Biometric security always has been an attractive approach to online security on the conceptual level. After all, by definition, biometrics is always with the user and, in a vast majority of cases, is unique to the individual. The dangers inherent in the mobilization of content — and the clear path smartphones and tablets provide into the core of the organization — appear to be leading to heightened interest in this family of approaches.
While fingerprint-based biometrics has become common, biometrics in general has remained somewhat in the background and has certainly not threatened passwords as the main security platform.
That is not to say that fingerprints are the only biometrics tool. Another approach that has garnered interest is the use of eyes. In general, though, it hasn’t fared as well due to cost and the fact that earlier iris scans made people uncomfortable.
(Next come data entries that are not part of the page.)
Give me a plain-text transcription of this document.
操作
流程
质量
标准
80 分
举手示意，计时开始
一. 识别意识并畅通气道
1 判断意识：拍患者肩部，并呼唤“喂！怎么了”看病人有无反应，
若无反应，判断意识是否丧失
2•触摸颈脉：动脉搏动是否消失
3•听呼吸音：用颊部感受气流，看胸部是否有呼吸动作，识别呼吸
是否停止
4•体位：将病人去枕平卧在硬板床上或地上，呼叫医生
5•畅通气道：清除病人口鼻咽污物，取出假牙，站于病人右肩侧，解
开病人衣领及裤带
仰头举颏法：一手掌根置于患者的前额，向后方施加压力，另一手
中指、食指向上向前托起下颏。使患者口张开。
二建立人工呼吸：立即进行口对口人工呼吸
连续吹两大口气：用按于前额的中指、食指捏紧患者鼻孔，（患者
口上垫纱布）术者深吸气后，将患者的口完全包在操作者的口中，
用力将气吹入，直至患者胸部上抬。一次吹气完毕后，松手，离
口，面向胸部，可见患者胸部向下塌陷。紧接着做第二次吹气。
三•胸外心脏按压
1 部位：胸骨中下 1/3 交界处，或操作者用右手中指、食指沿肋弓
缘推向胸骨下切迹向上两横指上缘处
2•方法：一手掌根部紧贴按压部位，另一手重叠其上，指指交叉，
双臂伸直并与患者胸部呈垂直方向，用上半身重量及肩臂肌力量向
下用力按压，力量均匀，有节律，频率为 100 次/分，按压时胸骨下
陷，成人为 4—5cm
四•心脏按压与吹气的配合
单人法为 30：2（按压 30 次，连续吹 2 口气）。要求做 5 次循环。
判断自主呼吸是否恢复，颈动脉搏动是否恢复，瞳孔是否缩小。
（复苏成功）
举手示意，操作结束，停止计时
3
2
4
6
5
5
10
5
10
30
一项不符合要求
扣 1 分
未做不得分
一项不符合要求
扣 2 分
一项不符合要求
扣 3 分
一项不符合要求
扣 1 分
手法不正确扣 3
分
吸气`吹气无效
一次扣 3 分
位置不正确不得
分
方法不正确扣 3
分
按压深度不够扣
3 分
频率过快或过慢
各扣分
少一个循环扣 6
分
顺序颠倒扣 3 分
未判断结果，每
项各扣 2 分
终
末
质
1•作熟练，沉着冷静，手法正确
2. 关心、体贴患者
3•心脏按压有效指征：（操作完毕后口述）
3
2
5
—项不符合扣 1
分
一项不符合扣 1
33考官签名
The advent of high-quality cameras, however, has changed the equation. EyeVerify uses a photo taken by the device itself and transmits it for analysis. The Boonsri Dickinson’s story at Byte says that the process takes about four seconds:
It allows mobile users to authorize transactions and access secure information. Using the camera on the phone, the software can determine 4 ROIs (regions of interest) in your eye, sending a pass/fail and a confidence interval. If it passes, you are granted access to the application. If it fails, access is denied.
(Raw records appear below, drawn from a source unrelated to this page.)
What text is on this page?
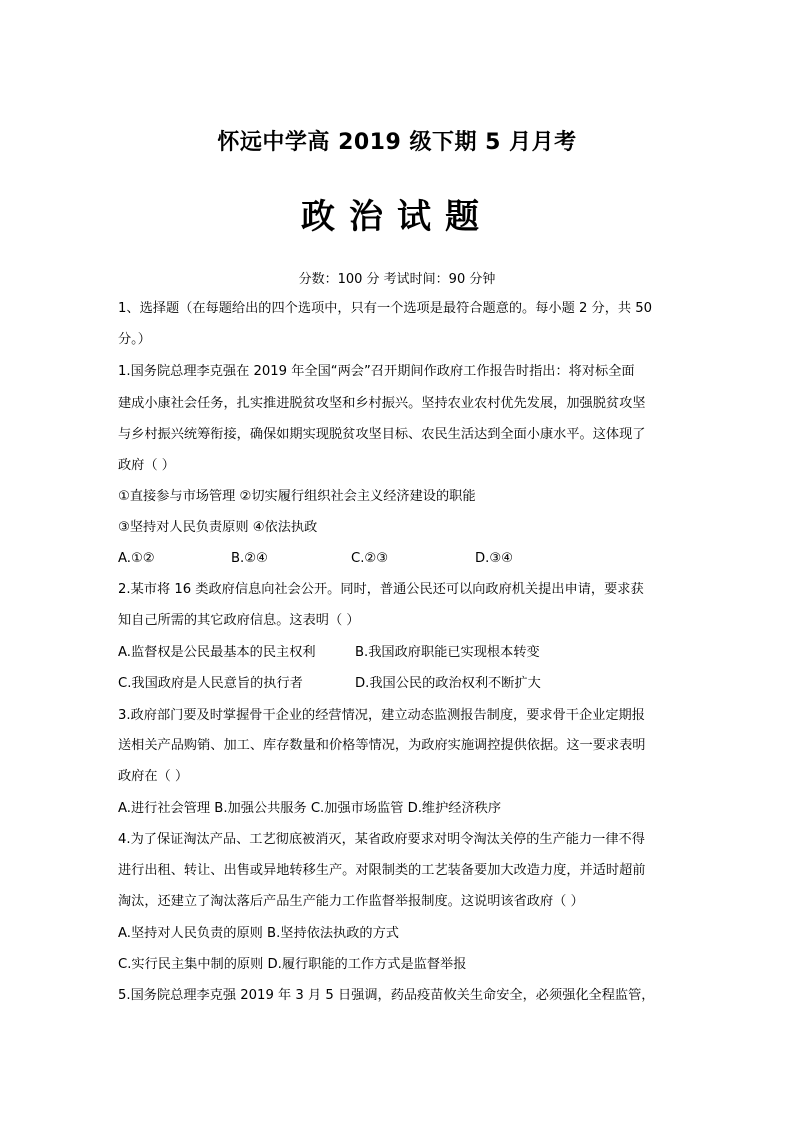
怀远中学高 2019 级下期 5 月月考
政治试题
分数：100 分 考试时间：90 分钟
1、选择题（在每题给出的四个选项中，只有一个选项是最符合题意的。每小题 2 分，共 50
分。）
1.国务院总理李克强在 2019 年全国“两会”召开期间作政府工作报告时指出：将对标全面
建成小康社会任务，扎实推进脱贫攻坚和乡村振兴。坚持农业农村优先发展，加强脱贫攻坚
与乡村振兴统筹衔接，确保如期实现脱贫攻坚目标、农民生活达到全面小康水平。这体现了
政府（ ）
①直接参与市场管理 ②切实履行组织社会主义经济建设的职能
③坚持对人民负责原则 ④依法执政
A.①②	B.②④	C.②③	D.③④
2.某市将 16 类政府信息向社会公开。同时，普通公民还可以向政府机关提出申请，要求获
知自己所需的其它政府信息。这表明（ ）
A.监督权是公民最基本的民主权利	B.我国政府职能已实现根本转变
C.我国政府是人民意旨的执行者	D.我国公民的政治权利不断扩大
3.政府部门要及时掌握骨干企业的经营情况，建立动态监测报告制度，要求骨干企业定期报
送相关产品购销、加工、库存数量和价格等情况，为政府实施调控提供依据。这一要求表明
政府在（ ）
A.进行社会管理 B.加强公共服务 C.加强市场监管 D.维护经济秩序
4.为了保证淘汰产品、工艺彻底被消灭，某省政府要求对明令淘汰关停的生产能力一律不得
进行出租、转让、出售或异地转移生产。对限制类的工艺装备要加大改造力度，并适时超前
淘汰，还建立了淘汰落后产品生产能力工作监督举报制度。这说明该省政府（ ）
A.坚持对人民负责的原则 B.坚持依法执政的方式
C.实行民主集中制的原则 D.履行职能的工作方式是监督举报
5.国务院总理李克强 2019 年 3 月 5 日强调，药品疫苗攸关生命安全，必须强化全程监管，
A late entrant in the “which part of your body or bodily function is telling the truth” contest is voice. An unsigned blog at MIT Technology Review takes a look at the challenges and possibilities of voice security. To date, the writer said, recordings of a person’s voice could beat the system and a person’s voice could change dramatically enough due to illness so that such an approach isn’t a good candidate for security.
The post says that a researcher at the University of Colorado at Colorado Springs is working on a system that would alleviate these problems. It’s rather complex, but seems to at least offer the potential of making voice a viable biometric security tool.
Despite its difficulty in gaining traction, people intuitively put a lot of faith in biometrics, probably because it is so high tech. It is, however, important to remember that nothing is foolproof. It is safe to assume that a security approach either can be defeated now or will be in the near future. Assuming that any approach is unbreakable is foolish.
For instance, PoliceOne writer Tim Dees offers a well-explained post on a problem being encountered by fingerprint-based biometric security. Essentially, biometrics holds passwords in a password manager within the operating system. Once the biometric test is passed, the password is freed for use. Dees reports on new approaches to bypassing the biometric device and tapping into the password manager, which he says are poorly scrambled and not encrypted.
Biometric security seems a lot of things: geeky, futuristic, sexy, creepy and, potentially, extremely sensible. As technology evolves and the tools get more sophisticated, it seems likely that biometrics will become even more mainstream than it is today.